Anyone who knows me would say I am pretty type A. I like to have a plan and be organized and know what to expect and be in control. My poor husband. 😉 He is definitely not like this. The ying to my yang. He puts up with it well.
I knew I wanted to have a birth plan so that Matthias, myself, my doula and midwife would all be on the same page about some of the bigger decisions that are made “in the moment”. I wouldn’t want to leave Matthias in the thick of it to make some hard decisions when I am so
blissfully out of it in labor, so I thought it would be best for us all to have a discussion before hand so that we know if complications do arise how to handle them and in what progression we would like to proceed with medical intervention.
I don’t need to be told that labor and delivery never go according to plan. That’s not what creating a birth plan was about for me. I am aware of the things that go on in delivery rooms, the complications that can arise, and the various ways that health care providers can treat these things. For me, creating a birth plan was a method of communication for consistency, so that our wishes can be heard, even if they don’t come to fruition. So without further ado, here is our birth plan! (P.S. I know it looks long and detailed, but a lot of this stuff was already discussed with my midwife prior to, it’s just all in one central place now!)
The safety of the Baby and Amie precede any requests in the list below.
- Please do not offer narcotic analgesia or an epidural
- People present in the labor room: Amie, Matthias, Doula, Midwife, and second Midwife for delivery. Amie is okay with having another nurse present if required
- Amie would like to be able to eat and drink as she feels appropriate
- Amie would prefer natural pain relief techniques and the use of the birthing pool/tub
- The only medication Amie feels comfortable using to manage pain is Entonox/Laughing Gas
- Amie would like to avoid all artificial forms of induction including the use of Cervidil and Oxytocin
- Amie would prefer to not have internal fetal monitoring, she is okay with EFM (External Fetal Monitoring), including continuous and intermittent auscultation
- Amie would prefer to only have her midwife, Melissa, do internal exams
- Amie would prefer to not have an IV, unless required for a specific procedure or treatment of GBS (Group B Strep)

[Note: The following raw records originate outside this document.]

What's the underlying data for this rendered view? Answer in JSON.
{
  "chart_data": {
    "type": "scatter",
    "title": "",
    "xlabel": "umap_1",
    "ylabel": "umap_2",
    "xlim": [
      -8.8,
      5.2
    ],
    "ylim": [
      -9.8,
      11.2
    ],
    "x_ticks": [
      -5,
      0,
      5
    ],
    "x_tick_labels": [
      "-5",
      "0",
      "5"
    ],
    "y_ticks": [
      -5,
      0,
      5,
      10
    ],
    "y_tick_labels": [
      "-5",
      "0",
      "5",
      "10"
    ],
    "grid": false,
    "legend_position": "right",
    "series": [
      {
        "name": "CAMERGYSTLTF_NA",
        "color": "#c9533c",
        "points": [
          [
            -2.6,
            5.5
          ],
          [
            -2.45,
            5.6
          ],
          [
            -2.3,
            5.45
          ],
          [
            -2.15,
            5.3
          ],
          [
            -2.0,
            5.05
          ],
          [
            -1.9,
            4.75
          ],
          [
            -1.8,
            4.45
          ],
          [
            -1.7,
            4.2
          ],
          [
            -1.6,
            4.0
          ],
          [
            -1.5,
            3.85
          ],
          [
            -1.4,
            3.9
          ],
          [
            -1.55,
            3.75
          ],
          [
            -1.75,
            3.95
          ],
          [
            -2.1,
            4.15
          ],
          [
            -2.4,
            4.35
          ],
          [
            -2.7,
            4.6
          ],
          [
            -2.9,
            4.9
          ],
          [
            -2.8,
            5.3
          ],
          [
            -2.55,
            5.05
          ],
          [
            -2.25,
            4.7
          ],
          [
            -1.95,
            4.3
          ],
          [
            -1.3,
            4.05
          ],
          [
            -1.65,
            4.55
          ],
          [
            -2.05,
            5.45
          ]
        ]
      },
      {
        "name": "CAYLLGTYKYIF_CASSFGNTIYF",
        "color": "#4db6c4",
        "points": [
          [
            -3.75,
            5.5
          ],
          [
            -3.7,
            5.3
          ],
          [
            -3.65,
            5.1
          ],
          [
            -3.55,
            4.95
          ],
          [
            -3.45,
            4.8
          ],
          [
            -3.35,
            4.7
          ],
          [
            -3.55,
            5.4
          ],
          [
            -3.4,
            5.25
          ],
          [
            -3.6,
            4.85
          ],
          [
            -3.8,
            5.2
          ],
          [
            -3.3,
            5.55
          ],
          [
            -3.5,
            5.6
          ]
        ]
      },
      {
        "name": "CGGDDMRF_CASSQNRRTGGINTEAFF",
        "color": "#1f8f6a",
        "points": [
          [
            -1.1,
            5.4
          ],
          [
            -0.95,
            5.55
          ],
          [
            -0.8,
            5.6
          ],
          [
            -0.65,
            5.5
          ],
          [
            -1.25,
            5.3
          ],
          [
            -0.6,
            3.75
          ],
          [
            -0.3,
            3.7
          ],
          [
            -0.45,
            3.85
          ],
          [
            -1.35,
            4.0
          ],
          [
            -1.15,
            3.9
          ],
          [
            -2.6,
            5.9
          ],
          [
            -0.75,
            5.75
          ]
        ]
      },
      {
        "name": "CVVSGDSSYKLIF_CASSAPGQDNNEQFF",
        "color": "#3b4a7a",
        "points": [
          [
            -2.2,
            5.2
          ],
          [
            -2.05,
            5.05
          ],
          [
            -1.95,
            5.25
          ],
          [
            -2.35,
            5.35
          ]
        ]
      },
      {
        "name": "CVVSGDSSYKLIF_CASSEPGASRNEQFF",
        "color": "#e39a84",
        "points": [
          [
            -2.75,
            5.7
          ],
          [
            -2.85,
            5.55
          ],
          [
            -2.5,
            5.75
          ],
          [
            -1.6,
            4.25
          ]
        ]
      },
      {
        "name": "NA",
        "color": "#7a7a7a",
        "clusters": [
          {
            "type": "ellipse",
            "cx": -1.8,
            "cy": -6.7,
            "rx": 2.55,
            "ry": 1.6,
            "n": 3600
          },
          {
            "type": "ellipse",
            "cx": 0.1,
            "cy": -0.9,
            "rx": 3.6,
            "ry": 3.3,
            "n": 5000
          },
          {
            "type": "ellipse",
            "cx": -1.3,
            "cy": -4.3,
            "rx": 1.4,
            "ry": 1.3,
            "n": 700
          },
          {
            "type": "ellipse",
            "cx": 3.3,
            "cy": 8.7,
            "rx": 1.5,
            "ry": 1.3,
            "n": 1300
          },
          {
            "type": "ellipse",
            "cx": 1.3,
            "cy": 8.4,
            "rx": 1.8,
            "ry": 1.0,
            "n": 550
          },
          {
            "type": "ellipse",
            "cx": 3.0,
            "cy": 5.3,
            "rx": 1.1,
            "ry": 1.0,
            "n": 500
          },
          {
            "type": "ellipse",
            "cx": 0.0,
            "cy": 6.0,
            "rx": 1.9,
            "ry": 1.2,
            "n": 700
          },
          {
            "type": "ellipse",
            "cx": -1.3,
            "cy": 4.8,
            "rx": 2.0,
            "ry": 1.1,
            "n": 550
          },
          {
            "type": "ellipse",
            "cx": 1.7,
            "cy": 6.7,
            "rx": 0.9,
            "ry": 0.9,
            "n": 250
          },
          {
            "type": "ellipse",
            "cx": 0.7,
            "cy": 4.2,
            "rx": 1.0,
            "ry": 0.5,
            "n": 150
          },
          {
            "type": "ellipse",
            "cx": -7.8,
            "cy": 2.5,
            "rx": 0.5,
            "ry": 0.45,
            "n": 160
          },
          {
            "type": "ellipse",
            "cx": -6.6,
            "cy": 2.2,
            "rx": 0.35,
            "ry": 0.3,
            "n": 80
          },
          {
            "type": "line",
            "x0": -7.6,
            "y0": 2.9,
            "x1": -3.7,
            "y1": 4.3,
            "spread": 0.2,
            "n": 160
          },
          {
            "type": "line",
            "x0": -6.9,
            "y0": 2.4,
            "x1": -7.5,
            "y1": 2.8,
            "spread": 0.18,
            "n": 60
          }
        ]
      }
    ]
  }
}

- Amie is open to all pushing positions, and ideally, would like to push in the birth pool/tub
- Amie would prefer spontaneous pushing, but coaching on method/technique is welcomed
- Please do not let Amie push for longer than 2 hours. Unless birth is imminent, after 2 hours she would like to discuss her options for safe delivery of the baby
- Amie would like to avoid having an episiotomy, and the use of the vacuum and forceps. If these are required, she would prefer vacuum over forceps
Immediately After Delivery
- Please delay cord clamping until after the cord has stopped pulsating
- Amie would prefer to have the baby immediately brought skin to skin and to breast feed as soon as possible after delivery
- Matthias will cut the cord
- Please do not give Erythromycin Eye Ointment to the baby, Vitamin K injection is Okay
- Amie would prefer to deliver the placenta naturally, but is okay with interventions if necessary
- Please save the placenta for encapsulation, we will provide a cooler
- Amie would like to be discharged home from the hospital as soon as deemed safe by the midwife
- Amie would like to perform the initial baby bath with Matthias
- Please no formula – we will provide EBM (Expressed Breast Milk). If low CBG’s (Blood Sugars) are a concern, please discuss options with Amie
- Amie would like to be awake for the Caesarian
- Matthias will remain with the baby at all times, upon return to Unit 25 he will do skin to skin until Amie comes back from the Recovery Room
- If necessary, please give EBM to baby prior to the use of formula
- If possible, please use sutures instead of staples
- If possible, please delay cord clamping
Will I be upset if all of the things on this list don’t happen? Of course not. At the end of the day, I know that labor and delivery require me to give up control over the situation and trust that my body and the team around me will make the right decisions to get our little girl out safely. Will I be upset if I end up having a c-section vs. a vaginal delivery? Absolutely not. Thank goodness we have that option available to us to ensure the safety of ourselves and our baby’s. And if it happens to me, well I can 100% rest assured that my midwife and doula and husband and myself tried very hard to have a vaginal delivery and that doesn’t always work out. NBD.
I’d love to hear your feedback and/or questions! Did you have a birth plan? Did it help or hinder your labor and delivery experience?